This might mean some allies are taken out. It might mean we take out Marsha Blackburn on the right and Debbie Wasserman Schultz on the left. But sometimes a fight is that important. Killing SOPA is that important. Letting the Attorney General of the United States shut down the internet as he wants, whether it be Eric Holder or a future John Ashcroft, should scare the mess out of every American.
Emily Crockett makes the liberal case against SOPA. Joshua Kopstein slams Congress for its active refusal to learn even the basics of how the internet works. Mark Lemley, David S. Levine, and David G. Post believe the the bill is flatly unconstitutional:
The Supreme Court has made it abundantly clear that governmental action suppressing speech, if taken prior to an adversary proceeding and subsequent judicial determination that the speech in question is unlawful, is a presumptively unconstitutional “prior restraint.” In other words, it is the “most serious and the least tolerable infringement on First Amendment rights,” permissible only in the narrowest range of circumstances. The Constitution requires a court “to make a final determination” that the material in question is unlawful “after an adversary hearing before the material is completely removed from circulation.”

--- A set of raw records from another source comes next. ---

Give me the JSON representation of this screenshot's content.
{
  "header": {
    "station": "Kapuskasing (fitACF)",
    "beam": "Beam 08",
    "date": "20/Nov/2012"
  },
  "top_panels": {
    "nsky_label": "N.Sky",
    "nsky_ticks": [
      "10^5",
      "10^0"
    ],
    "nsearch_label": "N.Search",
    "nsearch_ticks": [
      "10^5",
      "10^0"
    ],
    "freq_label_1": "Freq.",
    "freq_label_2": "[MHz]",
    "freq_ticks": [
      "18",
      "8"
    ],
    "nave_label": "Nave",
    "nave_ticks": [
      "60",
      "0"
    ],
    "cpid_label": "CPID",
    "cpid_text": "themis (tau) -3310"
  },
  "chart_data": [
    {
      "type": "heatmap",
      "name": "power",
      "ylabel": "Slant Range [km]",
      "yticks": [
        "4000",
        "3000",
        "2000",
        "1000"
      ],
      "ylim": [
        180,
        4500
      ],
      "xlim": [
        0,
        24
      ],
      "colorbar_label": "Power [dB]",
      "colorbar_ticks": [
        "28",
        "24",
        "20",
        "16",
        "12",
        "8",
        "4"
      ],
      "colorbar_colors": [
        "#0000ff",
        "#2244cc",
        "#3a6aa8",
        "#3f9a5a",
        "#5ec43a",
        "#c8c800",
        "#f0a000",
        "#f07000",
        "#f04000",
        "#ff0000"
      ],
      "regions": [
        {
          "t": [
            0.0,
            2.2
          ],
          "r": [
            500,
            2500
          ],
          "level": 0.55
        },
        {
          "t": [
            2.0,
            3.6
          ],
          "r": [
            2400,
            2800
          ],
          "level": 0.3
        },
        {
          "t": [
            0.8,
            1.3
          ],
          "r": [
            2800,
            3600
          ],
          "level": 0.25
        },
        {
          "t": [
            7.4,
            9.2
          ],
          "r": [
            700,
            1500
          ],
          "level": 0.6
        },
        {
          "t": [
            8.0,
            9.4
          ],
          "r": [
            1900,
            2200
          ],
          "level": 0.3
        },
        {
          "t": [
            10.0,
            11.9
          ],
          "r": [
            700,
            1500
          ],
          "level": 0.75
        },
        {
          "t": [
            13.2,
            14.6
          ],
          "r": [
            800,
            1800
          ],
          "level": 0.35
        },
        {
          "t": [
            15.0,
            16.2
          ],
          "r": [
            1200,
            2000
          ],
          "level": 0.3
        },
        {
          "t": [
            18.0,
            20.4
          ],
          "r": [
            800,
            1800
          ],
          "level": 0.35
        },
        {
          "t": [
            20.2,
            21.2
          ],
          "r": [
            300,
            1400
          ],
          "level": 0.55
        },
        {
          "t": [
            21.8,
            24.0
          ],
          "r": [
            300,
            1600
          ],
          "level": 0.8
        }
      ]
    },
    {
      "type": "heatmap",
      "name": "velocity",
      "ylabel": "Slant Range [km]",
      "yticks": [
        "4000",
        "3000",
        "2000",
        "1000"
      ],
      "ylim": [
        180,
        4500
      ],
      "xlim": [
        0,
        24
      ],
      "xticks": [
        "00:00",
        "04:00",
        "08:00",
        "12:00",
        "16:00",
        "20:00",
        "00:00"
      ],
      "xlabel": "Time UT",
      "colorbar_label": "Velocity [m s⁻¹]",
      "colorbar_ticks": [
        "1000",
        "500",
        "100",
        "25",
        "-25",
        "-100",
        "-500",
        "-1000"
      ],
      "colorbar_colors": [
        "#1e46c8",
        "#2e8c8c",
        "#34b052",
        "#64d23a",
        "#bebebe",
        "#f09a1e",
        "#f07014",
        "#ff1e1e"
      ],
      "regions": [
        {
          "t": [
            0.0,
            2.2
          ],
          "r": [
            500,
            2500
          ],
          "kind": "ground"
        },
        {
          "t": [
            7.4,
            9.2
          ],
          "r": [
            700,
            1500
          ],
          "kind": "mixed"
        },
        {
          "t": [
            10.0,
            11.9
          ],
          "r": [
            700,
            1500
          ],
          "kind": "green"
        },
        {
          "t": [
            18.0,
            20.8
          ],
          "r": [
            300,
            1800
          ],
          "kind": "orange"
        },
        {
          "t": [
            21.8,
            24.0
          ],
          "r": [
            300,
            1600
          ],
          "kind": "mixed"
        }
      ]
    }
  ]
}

The procedures outlined in both bills fail this fundamental constitutional test. Websites can be “completely removed from circulation”—rendered unreachable by, and invisible to, Internet users in the United States and abroad—immediately upon application by the government, without any reasonable opportunity for the owner or operator of the website in question to be heard or to present evidence on his or her own behalf. This falls far short of what the Constitution requires before speech can be eliminated from public circulation.
Brad Plumer looks at the bill's pathway to becoming law.